There are those in Ford's circle who believe he will be drawn into the race because of his acknowledged dislike for Reagan, if it appears that no other GOP candidate can beat him. The dislike is personal, not ideological, as Ford demonstrated when he welcomed the announced presidential candidacy of conservative Illinois Rep. Philip M. Crane.
However, intimates of Ford say that he is unlikely to run because of his family, which is deeply divided about whether he should do so.
Betty Ford's opposition to a further Ford candidacy is well-known. In addition, says a close friend of the family, the Ford children are divided, with Jack and Susan favoring a 1980 candidacy and Steve and Mike standing with their mother.
Ford has attempted to mollify this opposition, says one intimate, by emphasizing that he doesn't intend to slug it out in primaries with Reagan and other candidates. Republican politicians in California generally think that this position would make Ford either a noncandidate or a too-late candidate, since there will be an estimated 38 primaries in 1980.
Reagan's aides say that the former California governor is convinced that the winner will be decided in these primaries, and that he will start out as a frontrunner. It would be a new position for Reagan, who was a belated and indecisive candidate in 1968 and who faced an uphill challenge against an incumbent of his own party in 1976.
The Reagan people are comfortable with this prospective role, although they acknowledge that being the frontrunner has its dangers.
"Last time Ron was the David taking on Goliath," says Laxalt. "This time he'll be cast in the Goliath role, and there are a lot of Davids out there."
Publicly, Reagan and his supporters discount the importance of the age issue, which outsiders see as potentially telling even among voters who share Reagan's philosophy. Reagan, if elected, would be 70 six weeks after his nomination and 74 if he served a full term.
Reagan, who looks years younger than his age, has observed that the electorate is growing older, too.

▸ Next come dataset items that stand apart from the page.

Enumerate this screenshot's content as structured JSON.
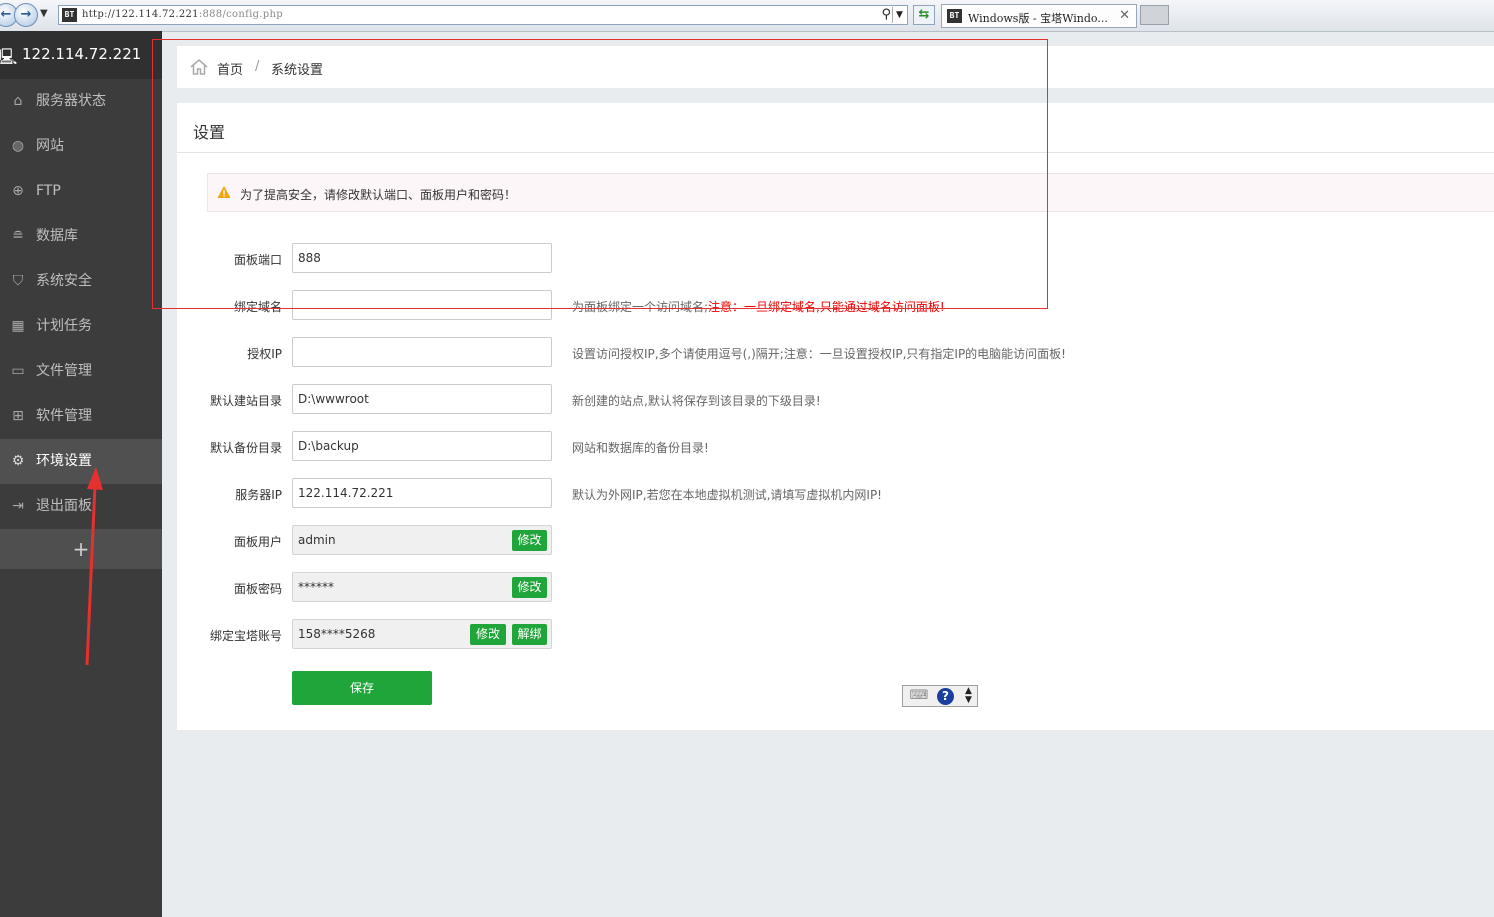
{
  "browser": {
    "url_host": "http://122.114.72.221",
    "url_rest": ":888/config.php",
    "favicon_text": "BT",
    "tab_title": "Windows版 - 宝塔Windo...",
    "tab_close": "✕",
    "back_icon": "back-arrow-icon",
    "forward_icon": "forward-arrow-icon"
  },
  "sidebar": {
    "host": "122.114.72.221",
    "items": [
      {
        "label": "服务器状态",
        "icon": "home-icon"
      },
      {
        "label": "网站",
        "icon": "globe-icon"
      },
      {
        "label": "FTP",
        "icon": "ftp-icon"
      },
      {
        "label": "数据库",
        "icon": "database-icon"
      },
      {
        "label": "系统安全",
        "icon": "shield-icon"
      },
      {
        "label": "计划任务",
        "icon": "calendar-icon"
      },
      {
        "label": "文件管理",
        "icon": "folder-icon"
      },
      {
        "label": "软件管理",
        "icon": "apps-icon"
      },
      {
        "label": "环境设置",
        "icon": "gear-icon",
        "active": true
      },
      {
        "label": "退出面板",
        "icon": "logout-icon"
      }
    ],
    "add_label": "+"
  },
  "breadcrumb": {
    "home": "首页",
    "separator": "/",
    "current": "系统设置"
  },
  "panel": {
    "title": "设置",
    "alert": "为了提高安全，请修改默认端口、面板用户和密码！",
    "fields": [
      {
        "label": "面板端口",
        "value": "888",
        "hint": "",
        "hint_warn": ""
      },
      {
        "label": "绑定域名",
        "value": "",
        "hint": "为面板绑定一个访问域名;",
        "hint_warn": "注意：一旦绑定域名,只能通过域名访问面板!"
      },
      {
        "label": "授权IP",
        "value": "",
        "hint": "设置访问授权IP,多个请使用逗号(,)隔开;注意：一旦设置授权IP,只有指定IP的电脑能访问面板!",
        "hint_warn": ""
      },
      {
        "label": "默认建站目录",
        "value": "D:\\wwwroot",
        "hint": "新创建的站点,默认将保存到该目录的下级目录!",
        "hint_warn": ""
      },
      {
        "label": "默认备份目录",
        "value": "D:\\backup",
        "hint": "网站和数据库的备份目录!",
        "hint_warn": ""
      },
      {
        "label": "服务器IP",
        "value": "122.114.72.221",
        "hint": "默认为外网IP,若您在本地虚拟机测试,请填写虚拟机内网IP!",
        "hint_warn": ""
      },
      {
        "label": "面板用户",
        "value": "admin",
        "button": "修改"
      },
      {
        "label": "面板密码",
        "value": "******",
        "button": "修改"
      },
      {
        "label": "绑定宝塔账号",
        "value": "158****5268",
        "button": "修改",
        "button2": "解绑"
      }
    ],
    "save_label": "保存"
  },
  "colors": {
    "primary_green": "#20a53a",
    "sidebar_bg": "#3c3c3c",
    "warning_red": "#e00000",
    "annotation_red": "#e53030"
  }
}
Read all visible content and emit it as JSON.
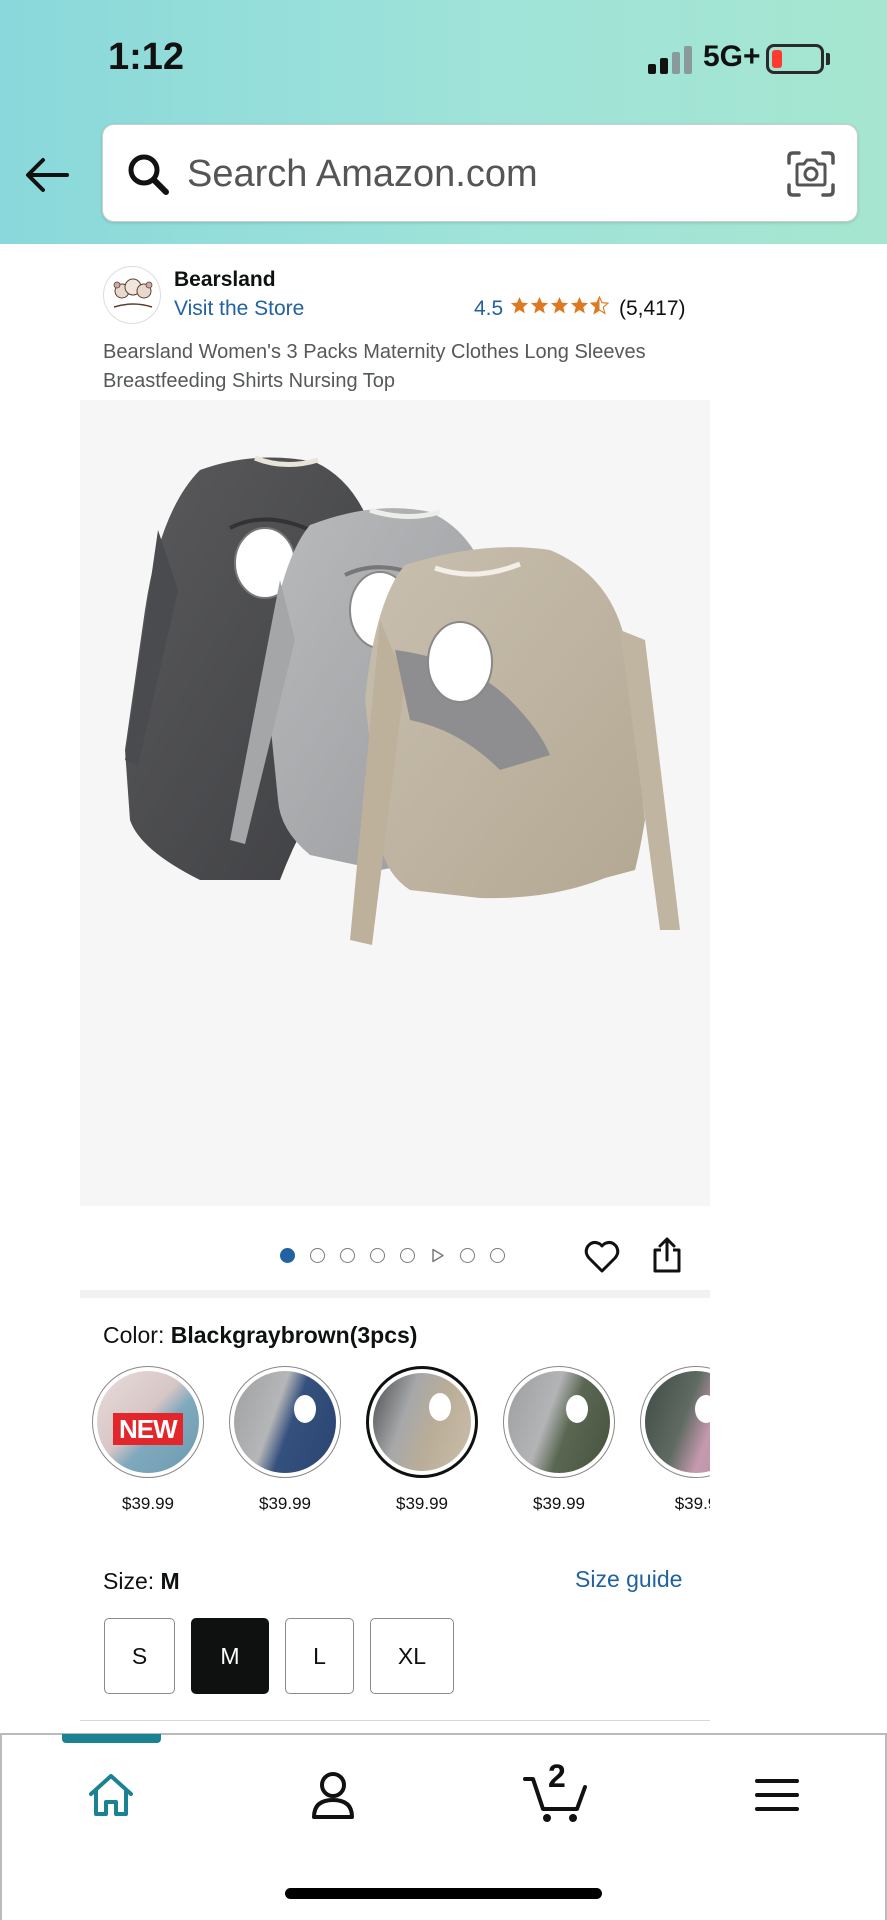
{
  "status_bar": {
    "time": "1:12",
    "network": "5G+",
    "battery_level": 0.1,
    "battery_color": "#ff3b30"
  },
  "search": {
    "placeholder": "Search Amazon.com",
    "back_icon": "arrow-left-icon",
    "search_icon": "magnifier-icon",
    "camera_icon": "camera-scan-icon"
  },
  "store": {
    "name": "Bearsland",
    "visit_label": "Visit the Store",
    "rating": "4.5",
    "stars": 4.5,
    "rating_count": "(5,417)",
    "star_color": "#de7921",
    "link_color": "#2162a1"
  },
  "product": {
    "title": "Bearsland Women's 3 Packs Maternity Clothes Long Sleeves Breastfeeding Shirts Nursing Top",
    "image_count": 8,
    "active_image": 1
  },
  "color": {
    "label": "Color:",
    "selected_value": "Blackgraybrown(3pcs)",
    "options": [
      {
        "price": "$39.99",
        "badge": "NEW"
      },
      {
        "price": "$39.99",
        "badge": ""
      },
      {
        "price": "$39.99",
        "badge": ""
      },
      {
        "price": "$39.99",
        "badge": ""
      },
      {
        "price": "$39.9",
        "badge": ""
      }
    ]
  },
  "size": {
    "label": "Size:",
    "selected_value": "M",
    "guide_label": "Size guide",
    "options": [
      "S",
      "M",
      "L",
      "XL"
    ]
  },
  "nav": {
    "cart_count": "2",
    "accent_color": "#1a8292",
    "items": [
      "home-icon",
      "account-icon",
      "cart-icon",
      "menu-icon"
    ]
  }
}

He believes that voters tend to judge a candidate by the way he looks and behaves rather than by chronological age.
But there is concern that an inadvertent action or misstep - a verbal stumble or a nodding away at a political banquet - would make it possible for Reagan opponents to successfully portray him as too old.
While the cast of the Reagan rerun is expected to be largely unchanged, there will be a change in roles for some of the players and probably a new director.
Laxalt said that Sears will not be the campaign manager in 1980, but will have a role in the Northeast and as a strategist if he wants one. Sears said he expects to be part of the campaign, but hasn't discussed any specifics with Reagan. Similarly, Nofziger's role has not been decided, though he will be part of the campaign.
Both Deaver and Laxalt said that a campaign manager has not yet been chosen and that Reagan has been sounding out various Republicans.
One of these is William Timmons, the effective manager of Ford's floor fight at the 1976 Republican National Convention, who met privately with Reagan last Monday. But no decision on a campaign manager for 1980 has been reached.